La pobreza urbana crece en silencio
Bryan Rommel
Camiloaga Chozo
Economista en el
Consejo Privado
de Competitividad

En el Perú, determinar si una persona está en situación de pobreza depende de su nivel de gasto. El Instituto Nacional de Estadística e Informática (INEI) mide la pobreza monetaria comparando el gasto mensual per cápita de cada hogar con una línea de referencia: si ese gasto no alcanza los S/ 462 al mes por persona, el hogar se considera pobre; si no llega a S/ 260, se encuentra en situación de pobreza extrema.

Los resultados de 2025 muestran que la pobreza monetaria afecta al 25,7% de la población peruana, mientras que la pobreza extrema alcanza al 4,7%. En términos absolutos, cerca de 9 millones de personas no logran cubrir sus necesidades básicas de consumo, y más de 1,6 millones tienen dificultades incluso para garantizarse una alimentación adecuada. Lo que hace especialmente llamativo este panorama no es solo la magnitud de las cifras, sino su tendencia: pese a la mejora registrada respecto al año 2024 —cuando la pobreza llegó al 27,6%—, los niveles actuales son prácticamente idénticos a los de 2012, año en que la pobreza se situó en 25,8%.
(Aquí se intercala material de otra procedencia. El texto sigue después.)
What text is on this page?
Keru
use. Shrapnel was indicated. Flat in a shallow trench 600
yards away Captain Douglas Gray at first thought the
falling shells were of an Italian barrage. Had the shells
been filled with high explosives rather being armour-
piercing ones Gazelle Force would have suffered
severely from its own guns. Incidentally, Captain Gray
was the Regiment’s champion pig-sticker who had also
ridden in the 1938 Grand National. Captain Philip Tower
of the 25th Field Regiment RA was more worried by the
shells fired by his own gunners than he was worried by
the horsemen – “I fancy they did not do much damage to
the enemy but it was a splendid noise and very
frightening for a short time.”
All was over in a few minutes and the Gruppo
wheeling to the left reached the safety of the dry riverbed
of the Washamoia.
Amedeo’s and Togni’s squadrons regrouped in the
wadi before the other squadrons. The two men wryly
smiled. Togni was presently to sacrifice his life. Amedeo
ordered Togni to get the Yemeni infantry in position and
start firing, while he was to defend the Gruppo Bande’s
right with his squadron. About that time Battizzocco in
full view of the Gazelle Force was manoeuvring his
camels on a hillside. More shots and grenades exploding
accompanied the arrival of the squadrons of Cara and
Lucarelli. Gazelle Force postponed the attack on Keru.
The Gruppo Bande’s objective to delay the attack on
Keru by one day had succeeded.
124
Entre 2009 y 2014, cuando la economía peruana crecía en promedio 5,5% anual, la pobreza monetaria cayó 10,8 puntos porcentuales; posteriormente, entre 2014 y 2019, con un crecimiento promedio de 3,1% anual, la reducción se desaceleró a apenas 2,5 puntos. En contraste, entre 2019 y 2025, en un contexto de crecimiento promedio de 2,3% anual —marcado por la pandemia y una recuperación parcial e irregular—, la pobreza aumentó 5,5 puntos y aún se mantiene por encima de los niveles prepandemia. Un estudio de descomposición de pobreza realizado por Javier Herrera, director de investigación del Institut de Recherche pour le Développement (IRD), ayuda a entender esta tendencia. Su análisis identifica el denominado “efecto crecimiento” —asociado a mejoras en los ingresos promedio de los hogares— como el principal componente detrás de los cambios en la incidencia de pobreza durante las últimas décadas. En conjunto, estos resultados muestran que cuando la economía pierde dinamismo también se reduce la capacidad de los hogares de mejorar sus ingresos y salir de la pobreza.
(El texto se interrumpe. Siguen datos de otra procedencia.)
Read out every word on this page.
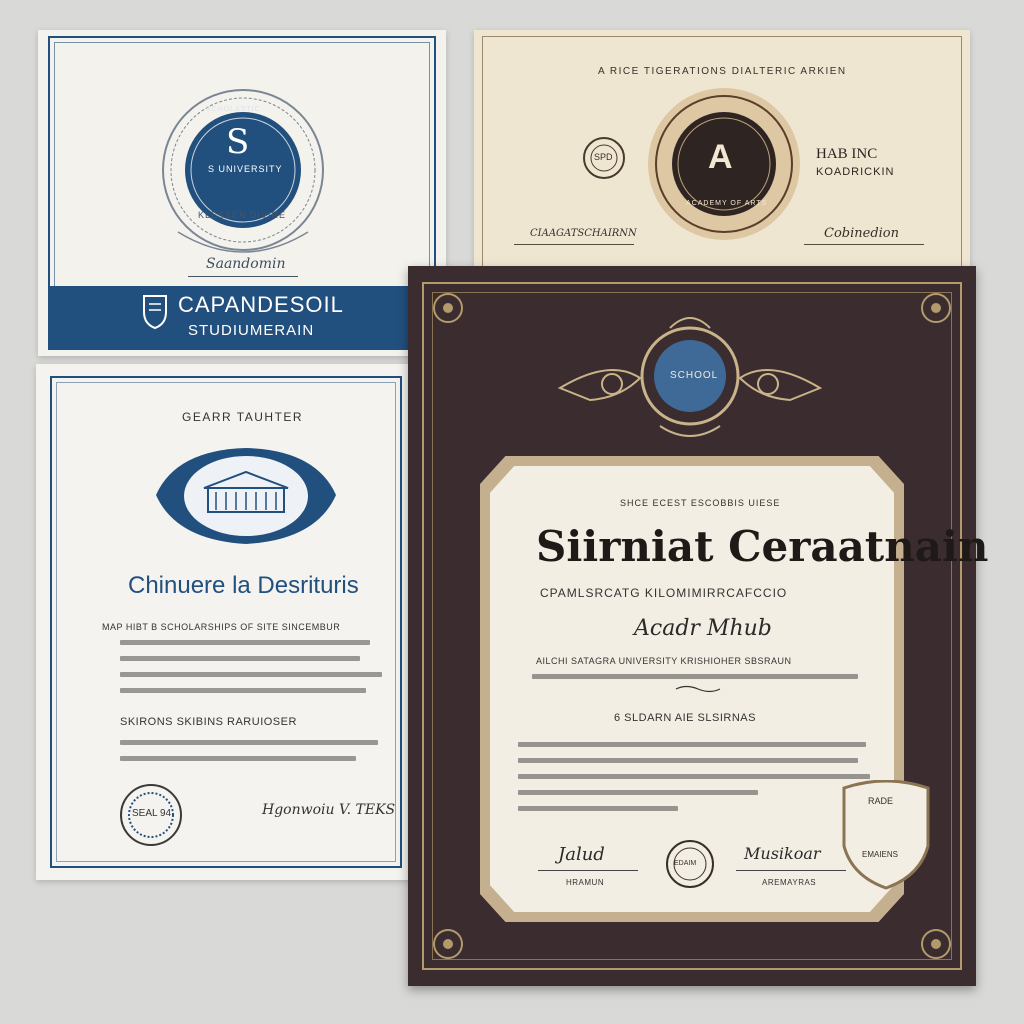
S
SCHOLASTIC
S UNIVERSITY
KLESSEN DIVIRE
Saandomin
CAPANDESOIL
STUDIUMERAIN
A RICE TIGERATIONS DIALTERIC ARKIEN
A
ACADEMY OF ARTS
SPD	HAB INC
KOADRICKIN
CIAAGATSCHAIRNN	Cobinedion
GEARR TAUHTER
Chinuere la Desrituris
MAP HIBT B SCHOLARSHIPS OF SITE SINCEMBUR
SKIRONS SKIBINS RARUIOSER
SEAL 94	Hgonwoiu V. TEKS
SCHOOL
SHCE ECEST ESCOBBIS UIESE
Siirniat Ceraatnain
CPAMLSRCATG KILOMIMIRRCAFCCIO
Acadr Mhub
AILCHI SATAGRA UNIVERSITY KRISHIOHER SBSRAUN
6 SLDARN AIE SLSIRNAS
Jalud
HRAMUN
EDAIM
Musikoar
AREMAYRAS
RADE
EMAIENS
Pero hay un cambio de fondo que raramente ocupa el centro del debate público y que altera la naturaleza misma del problema: la pobreza en el Perú se ha urbanizado. En la última década, del total de personas en situación de pobreza, la proporción de aquellas que vive en ciudades no ha dejado de crecer. Mientras que en 2013 aproximadamente 5 de cada 10 personas pobres residían en zonas urbanas, actualmente esa cifra alcanza cerca de 7 de cada 10.
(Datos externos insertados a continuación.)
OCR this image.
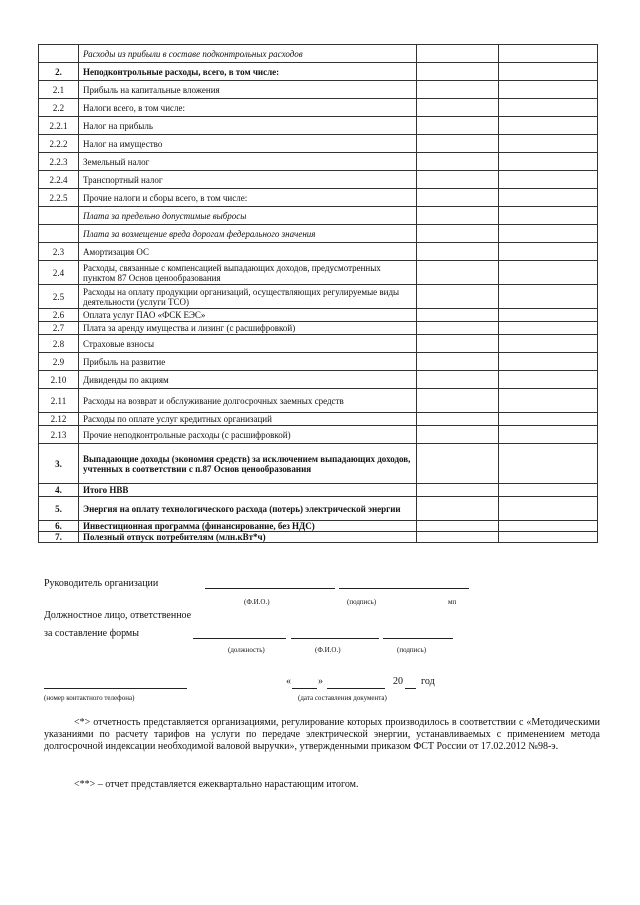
	Расходы из прибыли в составе подконтрольных расходов		
2.	Неподконтрольные расходы, всего, в том числе:		
2.1	Прибыль на капитальные вложения		
2.2	Налоги всего, в том числе:		
2.2.1	Налог на прибыль		
2.2.2	Налог на имущество		
2.2.3	Земельный налог		
2.2.4	Транспортный налог		
2.2.5	Прочие налоги и сборы всего, в том числе:		
	Плата за предельно допустимые выбросы		
	Плата за возмещение вреда дорогам федерального значения		
2.3	Амортизация ОС		
2.4	Расходы, связанные с компенсацией выпадающих доходов, предусмотренных пунктом 87 Основ ценообразования		
2.5	Расходы на оплату продукции организаций, осуществляющих регулируемые виды деятельности (услуги ТСО)		
2.6	Оплата услуг ПАО «ФСК ЕЭС»		
2.7	Плата за аренду имущества и лизинг (с расшифровкой)		
2.8	Страховые взносы		
2.9	Прибыль на развитие		
2.10	Дивиденды по акциям		
2.11	Расходы на возврат и обслуживание долгосрочных заемных средств		
2.12	Расходы по оплате услуг кредитных организаций		
2.13	Прочие неподконтрольные расходы (с расшифровкой)		
3.	Выпадающие доходы (экономия средств) за исключением выпадающих доходов, учтенных в соответствии с п.87 Основ ценообразования		
4.	Итого НВВ		
5.	Энергия на оплату технологического расхода (потерь) электрической энергии		
6.	Инвестиционная программа (финансирование, без НДС)		
7.	Полезный отпуск потребителям (млн.кВт*ч)		
Руководитель организации
(Ф.И.О.)	(подпись)	мп
Должностное лицо, ответственное
за составление формы
(должность)	(Ф.И.О.)	(подпись)
«	»	20 год
(номер контактного телефона)	(дата составления документа)
<*> отчетность представляется организациями, регулирование которых производилось в соответствии с «Методическими указаниями по расчету тарифов на услуги по передаче электрической энергии, устанавливаемых с применением метода долгосрочной индексации необходимой валовой выручки», утвержденными приказом ФСТ России от 17.02.2012 №98-э.
<**> – отчет представляется ежеквартально нарастающим итогом.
Este desplazamiento importa porque la pobreza urbana plantea desafíos distintos a los de su equivalente rural. En el campo, la precariedad muchas veces se sostiene en la producción para el autoconsumo, en redes comunitarias y en una menor exposición al costo monetario de la vida cotidiana. En la ciudad, en cambio, prácticamente todo tiene precio: el transporte, el alquiler, los alimentos, los servicios básicos. Los hogares urbanos en situación de pobreza dependen casi enteramente de sus ingresos laborales, que suelen provenir de empleos informales, eventuales y vulnerables ante cualquier desaceleración de la actividad económica. En regiones con alta concentración urbana, como Lima, Arequipa o Tumbes, la pérdida de un empleo o una caída en los ingresos puede deteriorar las condiciones de vida de miles de familias en cuestión de semanas, sin los mismos amortiguadores que existen en entornos rurales.

Reducir la pobreza en el Perú de hoy exige reconocer, antes que nada, que el problema ha cambiado. Hoy, millones de hogares dependen de ingresos urbanos marcados por la informalidad, la inestabilidad laboral y una alta vulnerabilidad frente a cualquier desaceleración económica. En ese contexto, generar condiciones para sostener ingresos estables y ampliar el acceso a empleo formal resulta cada vez más importante. Eso supone, en primer lugar, recuperar tasas de crecimiento económico sostenidas, no como un fin en sí mismo, sino como una de las principales herramientas para mejorar el bienestar de los hogares más vulnerables. Y supone, también, repensar el diseño de la política social para que responda a la pobreza que existe hoy, no a la que se diagnosticó hace veinte años.